Commentary: India has no idea how many people its heatwaves are killing

The figure is an estimate based on media reporting cited in one of the first studies to measure the influence of climate change on the disaster. That study admits the two-digit number is likely an underestimate: In the city of Ahmedabad alone, a 2010 heatwave resulted in 1,344 heat-related deaths. So far, however, it’s the closest we’ve got to a figure.

The COVID-19 pandemic gives an insight into why better numbers are lacking. Most deaths have multiple causes. When one is a novel and politicised event such as an epidemic or heatwave, people may tend to either overplay or downplay this factor.

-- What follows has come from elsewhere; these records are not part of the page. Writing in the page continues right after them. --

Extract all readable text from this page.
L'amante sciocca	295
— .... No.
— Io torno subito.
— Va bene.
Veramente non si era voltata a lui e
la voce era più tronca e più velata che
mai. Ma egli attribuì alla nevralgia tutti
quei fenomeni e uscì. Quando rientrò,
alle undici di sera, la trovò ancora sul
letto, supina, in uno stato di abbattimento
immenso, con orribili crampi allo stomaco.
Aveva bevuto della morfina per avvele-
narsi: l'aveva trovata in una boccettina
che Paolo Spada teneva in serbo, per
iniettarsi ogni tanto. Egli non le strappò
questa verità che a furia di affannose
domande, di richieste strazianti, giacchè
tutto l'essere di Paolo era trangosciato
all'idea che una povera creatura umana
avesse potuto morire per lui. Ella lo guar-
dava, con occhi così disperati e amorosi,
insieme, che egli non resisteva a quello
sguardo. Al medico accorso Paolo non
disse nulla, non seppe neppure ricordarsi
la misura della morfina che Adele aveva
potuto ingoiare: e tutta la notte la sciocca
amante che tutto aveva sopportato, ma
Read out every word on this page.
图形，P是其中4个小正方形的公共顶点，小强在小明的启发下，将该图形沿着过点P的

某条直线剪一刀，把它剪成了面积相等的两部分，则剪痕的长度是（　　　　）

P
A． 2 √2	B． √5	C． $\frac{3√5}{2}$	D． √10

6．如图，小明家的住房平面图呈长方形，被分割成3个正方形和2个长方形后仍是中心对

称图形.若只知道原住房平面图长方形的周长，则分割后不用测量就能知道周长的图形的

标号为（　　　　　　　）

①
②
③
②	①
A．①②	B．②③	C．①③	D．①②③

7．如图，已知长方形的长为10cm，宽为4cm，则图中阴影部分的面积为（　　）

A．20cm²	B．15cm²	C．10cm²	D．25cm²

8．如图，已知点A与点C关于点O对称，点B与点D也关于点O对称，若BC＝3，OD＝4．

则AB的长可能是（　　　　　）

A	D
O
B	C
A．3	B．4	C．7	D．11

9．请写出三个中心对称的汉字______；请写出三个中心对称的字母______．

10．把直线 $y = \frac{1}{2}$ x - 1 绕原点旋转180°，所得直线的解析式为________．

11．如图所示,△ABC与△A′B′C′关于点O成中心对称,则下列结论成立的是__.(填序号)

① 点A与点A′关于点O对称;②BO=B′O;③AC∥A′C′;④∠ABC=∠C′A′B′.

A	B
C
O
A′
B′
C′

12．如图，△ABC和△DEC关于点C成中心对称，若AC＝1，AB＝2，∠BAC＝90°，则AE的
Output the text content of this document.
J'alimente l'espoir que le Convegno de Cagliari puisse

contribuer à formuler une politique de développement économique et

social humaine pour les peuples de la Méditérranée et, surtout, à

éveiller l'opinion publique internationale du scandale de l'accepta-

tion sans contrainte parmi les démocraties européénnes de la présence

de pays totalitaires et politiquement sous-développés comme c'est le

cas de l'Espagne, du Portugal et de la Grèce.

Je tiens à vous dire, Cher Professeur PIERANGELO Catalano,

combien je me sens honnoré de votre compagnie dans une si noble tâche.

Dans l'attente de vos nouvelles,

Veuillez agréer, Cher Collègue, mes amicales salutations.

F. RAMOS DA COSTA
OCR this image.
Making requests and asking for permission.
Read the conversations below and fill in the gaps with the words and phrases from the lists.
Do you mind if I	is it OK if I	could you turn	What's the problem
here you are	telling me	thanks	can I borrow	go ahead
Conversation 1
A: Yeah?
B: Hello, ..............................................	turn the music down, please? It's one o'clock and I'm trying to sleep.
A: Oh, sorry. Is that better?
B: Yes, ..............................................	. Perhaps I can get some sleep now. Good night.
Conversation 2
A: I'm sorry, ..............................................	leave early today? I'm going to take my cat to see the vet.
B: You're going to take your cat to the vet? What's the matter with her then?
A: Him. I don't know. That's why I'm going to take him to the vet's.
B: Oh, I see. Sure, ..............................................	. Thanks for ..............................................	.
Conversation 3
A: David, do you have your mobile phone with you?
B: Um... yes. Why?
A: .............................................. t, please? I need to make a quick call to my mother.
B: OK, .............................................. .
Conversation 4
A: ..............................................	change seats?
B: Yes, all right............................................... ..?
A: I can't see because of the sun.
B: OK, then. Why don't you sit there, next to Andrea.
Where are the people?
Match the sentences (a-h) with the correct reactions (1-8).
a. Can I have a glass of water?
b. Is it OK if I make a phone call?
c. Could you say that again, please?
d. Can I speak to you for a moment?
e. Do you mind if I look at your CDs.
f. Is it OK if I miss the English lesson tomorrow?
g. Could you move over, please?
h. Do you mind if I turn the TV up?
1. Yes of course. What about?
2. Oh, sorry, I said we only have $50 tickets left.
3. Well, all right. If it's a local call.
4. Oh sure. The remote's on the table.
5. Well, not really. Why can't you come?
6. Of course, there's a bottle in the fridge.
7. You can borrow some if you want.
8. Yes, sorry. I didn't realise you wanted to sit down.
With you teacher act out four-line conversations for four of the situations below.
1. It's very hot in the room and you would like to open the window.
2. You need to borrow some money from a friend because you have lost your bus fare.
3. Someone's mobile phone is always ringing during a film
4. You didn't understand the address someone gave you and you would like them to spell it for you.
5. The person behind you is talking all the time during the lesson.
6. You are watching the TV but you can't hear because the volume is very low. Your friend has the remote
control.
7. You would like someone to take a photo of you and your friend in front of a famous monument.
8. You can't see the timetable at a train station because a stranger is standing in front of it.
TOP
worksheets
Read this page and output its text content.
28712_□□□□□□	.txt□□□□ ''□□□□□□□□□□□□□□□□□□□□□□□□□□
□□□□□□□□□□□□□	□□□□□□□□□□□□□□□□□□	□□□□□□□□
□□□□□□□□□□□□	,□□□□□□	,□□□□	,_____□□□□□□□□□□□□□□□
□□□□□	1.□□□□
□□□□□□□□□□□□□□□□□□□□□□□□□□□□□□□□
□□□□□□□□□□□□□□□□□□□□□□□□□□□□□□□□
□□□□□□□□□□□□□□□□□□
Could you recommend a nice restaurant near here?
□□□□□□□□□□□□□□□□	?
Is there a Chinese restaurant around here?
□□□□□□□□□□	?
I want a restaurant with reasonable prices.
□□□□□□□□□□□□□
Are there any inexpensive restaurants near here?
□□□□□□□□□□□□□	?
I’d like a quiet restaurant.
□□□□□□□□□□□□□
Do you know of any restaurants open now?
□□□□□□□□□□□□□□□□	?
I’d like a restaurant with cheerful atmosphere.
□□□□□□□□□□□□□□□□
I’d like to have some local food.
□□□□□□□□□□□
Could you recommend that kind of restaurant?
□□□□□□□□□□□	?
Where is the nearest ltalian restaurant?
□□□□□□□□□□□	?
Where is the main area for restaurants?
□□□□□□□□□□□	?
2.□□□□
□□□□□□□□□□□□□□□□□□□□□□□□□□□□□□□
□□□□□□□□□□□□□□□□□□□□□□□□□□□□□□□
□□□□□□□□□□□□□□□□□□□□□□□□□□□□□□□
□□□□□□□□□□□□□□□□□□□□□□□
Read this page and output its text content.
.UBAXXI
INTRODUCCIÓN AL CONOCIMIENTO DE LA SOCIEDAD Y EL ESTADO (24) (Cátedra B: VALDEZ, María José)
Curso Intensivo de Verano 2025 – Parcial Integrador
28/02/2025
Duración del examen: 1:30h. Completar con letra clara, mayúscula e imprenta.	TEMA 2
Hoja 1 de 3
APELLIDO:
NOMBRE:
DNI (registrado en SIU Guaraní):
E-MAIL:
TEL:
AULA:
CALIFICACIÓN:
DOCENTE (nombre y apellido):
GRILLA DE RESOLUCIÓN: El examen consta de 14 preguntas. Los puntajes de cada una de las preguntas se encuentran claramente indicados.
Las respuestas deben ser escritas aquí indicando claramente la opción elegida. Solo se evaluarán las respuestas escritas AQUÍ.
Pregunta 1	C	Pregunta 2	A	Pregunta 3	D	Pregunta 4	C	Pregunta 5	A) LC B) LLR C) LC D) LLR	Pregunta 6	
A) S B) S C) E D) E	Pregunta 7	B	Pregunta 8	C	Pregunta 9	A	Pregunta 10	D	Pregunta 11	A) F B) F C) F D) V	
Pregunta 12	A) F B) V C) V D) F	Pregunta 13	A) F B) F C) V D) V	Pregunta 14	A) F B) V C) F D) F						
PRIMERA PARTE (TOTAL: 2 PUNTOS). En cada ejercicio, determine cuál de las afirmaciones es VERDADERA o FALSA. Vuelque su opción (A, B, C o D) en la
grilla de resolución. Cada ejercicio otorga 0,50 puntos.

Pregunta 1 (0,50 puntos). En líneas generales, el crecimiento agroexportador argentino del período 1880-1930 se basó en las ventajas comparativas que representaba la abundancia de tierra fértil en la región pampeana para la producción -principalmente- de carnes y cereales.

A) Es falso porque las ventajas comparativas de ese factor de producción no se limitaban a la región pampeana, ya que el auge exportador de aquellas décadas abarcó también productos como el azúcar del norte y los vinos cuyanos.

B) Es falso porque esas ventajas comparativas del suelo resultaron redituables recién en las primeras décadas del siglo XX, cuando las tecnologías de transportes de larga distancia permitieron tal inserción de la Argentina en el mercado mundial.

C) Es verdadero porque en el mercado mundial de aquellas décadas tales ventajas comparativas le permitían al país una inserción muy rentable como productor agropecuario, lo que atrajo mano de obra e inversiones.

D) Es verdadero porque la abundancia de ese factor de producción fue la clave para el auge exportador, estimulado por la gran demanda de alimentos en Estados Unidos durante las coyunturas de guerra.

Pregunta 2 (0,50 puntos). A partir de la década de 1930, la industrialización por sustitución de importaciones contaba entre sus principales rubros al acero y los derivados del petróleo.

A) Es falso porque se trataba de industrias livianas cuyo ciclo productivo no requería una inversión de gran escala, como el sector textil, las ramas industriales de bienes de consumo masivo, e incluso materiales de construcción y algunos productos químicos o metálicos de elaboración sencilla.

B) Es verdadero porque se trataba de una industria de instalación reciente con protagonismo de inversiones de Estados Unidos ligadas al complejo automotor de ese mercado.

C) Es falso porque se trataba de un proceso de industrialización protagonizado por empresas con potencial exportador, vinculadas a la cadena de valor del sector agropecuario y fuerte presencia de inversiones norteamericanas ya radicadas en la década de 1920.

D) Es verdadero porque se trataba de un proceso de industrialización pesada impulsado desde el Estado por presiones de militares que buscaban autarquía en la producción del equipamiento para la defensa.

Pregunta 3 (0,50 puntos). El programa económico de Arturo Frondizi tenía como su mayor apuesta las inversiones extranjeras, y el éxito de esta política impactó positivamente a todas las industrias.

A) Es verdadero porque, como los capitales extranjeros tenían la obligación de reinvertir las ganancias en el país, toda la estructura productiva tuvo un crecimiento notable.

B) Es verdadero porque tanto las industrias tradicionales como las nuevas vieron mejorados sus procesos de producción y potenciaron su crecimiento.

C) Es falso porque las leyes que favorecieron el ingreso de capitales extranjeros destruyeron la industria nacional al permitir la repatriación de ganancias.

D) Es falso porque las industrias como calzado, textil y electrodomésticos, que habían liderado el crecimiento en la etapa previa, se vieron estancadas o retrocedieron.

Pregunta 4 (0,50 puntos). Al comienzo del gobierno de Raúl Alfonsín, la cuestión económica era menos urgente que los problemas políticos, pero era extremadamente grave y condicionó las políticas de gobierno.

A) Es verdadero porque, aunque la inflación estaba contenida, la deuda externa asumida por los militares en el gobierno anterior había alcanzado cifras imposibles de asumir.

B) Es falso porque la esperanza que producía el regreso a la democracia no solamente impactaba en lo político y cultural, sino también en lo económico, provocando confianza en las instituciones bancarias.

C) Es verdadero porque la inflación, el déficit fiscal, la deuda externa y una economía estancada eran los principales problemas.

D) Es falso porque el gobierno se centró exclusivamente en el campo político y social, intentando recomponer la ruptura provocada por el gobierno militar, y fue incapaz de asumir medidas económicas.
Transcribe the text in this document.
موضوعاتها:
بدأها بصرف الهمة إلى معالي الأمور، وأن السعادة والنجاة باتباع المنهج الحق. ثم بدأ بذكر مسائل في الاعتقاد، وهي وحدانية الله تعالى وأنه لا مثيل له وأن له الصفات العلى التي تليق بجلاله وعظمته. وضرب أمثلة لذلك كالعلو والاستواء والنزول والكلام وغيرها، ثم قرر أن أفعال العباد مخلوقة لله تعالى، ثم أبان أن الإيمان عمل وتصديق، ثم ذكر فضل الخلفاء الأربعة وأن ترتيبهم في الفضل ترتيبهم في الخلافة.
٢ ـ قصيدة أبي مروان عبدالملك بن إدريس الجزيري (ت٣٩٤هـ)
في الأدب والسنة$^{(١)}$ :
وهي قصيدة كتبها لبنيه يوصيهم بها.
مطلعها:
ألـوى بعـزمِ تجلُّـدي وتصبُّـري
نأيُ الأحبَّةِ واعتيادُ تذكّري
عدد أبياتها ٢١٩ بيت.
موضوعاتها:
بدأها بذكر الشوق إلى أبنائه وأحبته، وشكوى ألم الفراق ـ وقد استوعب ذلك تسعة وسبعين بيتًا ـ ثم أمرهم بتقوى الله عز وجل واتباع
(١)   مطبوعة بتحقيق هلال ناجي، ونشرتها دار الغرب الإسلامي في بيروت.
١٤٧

When a 65-year-old with angina has a heart attack on a day when the temperature touched 45 degree Celsius, did they die of heat or heart disease?

That can lead to distorted figures. China changed its standard for attributing coronavirus infection and pressured doctors to name other issues during its outbreak last year, in each case serving to suppress reported mortality.

A common solution to that problem is looking at excess deaths – comparing recorded fatalities with the number you’d expect in a typical year to iron out the effects of reporting bias. One excess-deaths study last year found that as many as 4.9 million people in India had died during the first 18 months of the COVID-19 pandemic, compared to the 412,000 officially recorded COVID-19 deaths.

TOO MANY UNRECORDED DEATHS

Even that approach may be inadequate in India, however, because the most basic data on mortality is too patchy. Nationwide, roughly 8 per cent of estimated deaths in 2019 went unrecorded, according to an annual government survey, and only 19 per cent of the total were certified by a medical professional, a step considered routine in most countries. 

In Bihar, a province neighbouring Uttar Pradesh on the lower Ganges with a population bigger than Japan’s, just 52 per cent of deaths were recorded and 5.1 per cent were medically certified.